The U.S. Swim School Association’s new executive director is an experienced association executive eager to take the organization to new heights.
Lisa Zarda comes to the USSSA from the American Association of Cosmetology Schools, where she served as general manager for 11 years.
Swim and beauty schools share something in common: Both are concerned with increasing admissions. “There are a lot of parallels that I can draw from my experience working with beauty schools that apply to this organization,” Zarda said.
Her background also includes working as the membership and education director for the Association of General Contractors of Greater Milwaukee for nearly seven years. In addition, Zarda holds designations as a Certified Association Executive and Certified Nonprofit Accounting Professional.
She comes aboard as the Fountain Hills, Ariz.-based association prepares a strategic initiative to recruit more members. One recent change included broadening its base to include individuals, such as instructors and administrative staff who work for swim schools. (USSSA traditionally comprises school operators.) Zarda helped the beauty school association deploy a similar tactic, which included creating a conference exclusively for teachers.

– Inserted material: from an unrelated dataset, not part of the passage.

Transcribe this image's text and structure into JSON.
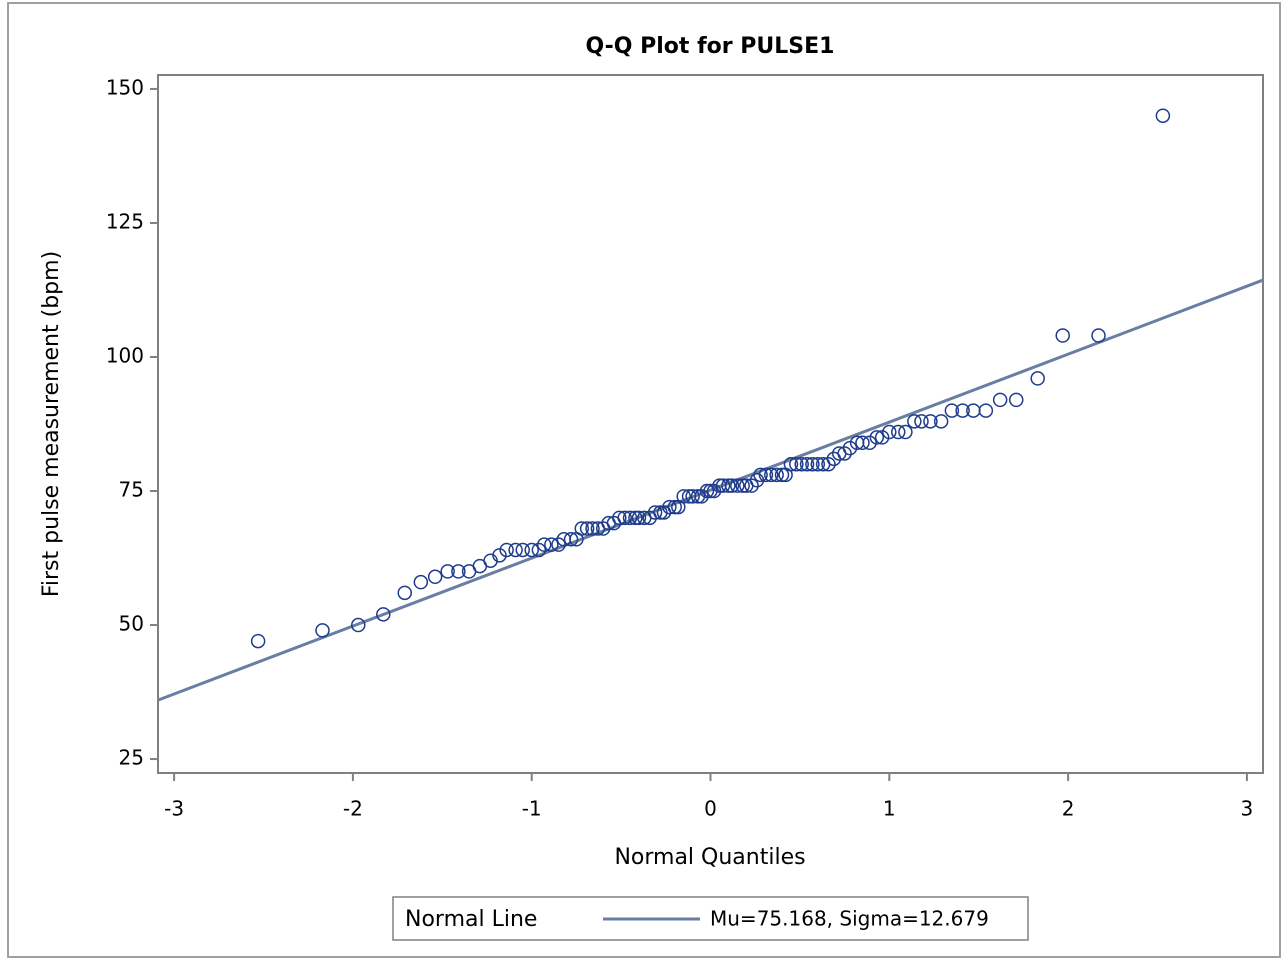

The USSSA also recently announced plans to open up membership to nonprofit swim schools, such as those that are part of a YMCA or city-owned facility, though there are no new developments on that front.
“We’re waiting for more feedback from our members to decide the direction of that project,” Zarda said.
She’ll help steer other efforts underway, such as expanding educational offerings and developing relationships with sponsors. And she has ideas of her own, such as exploring a partnership with USA Swimming.
“I’d really like to see if we can build on the positive energy that comes with the Olympics,” she said.
Zarda is a mother of two: Clare, 6, knows how to swim; and Ian, 3, is taking lessons.
“Being a parent, I could really connect with our mission here of teaching a life skill to our kids,” she said.
Zarda replaces Sue Mackie, who recently retired after nearly 12 years with the organization.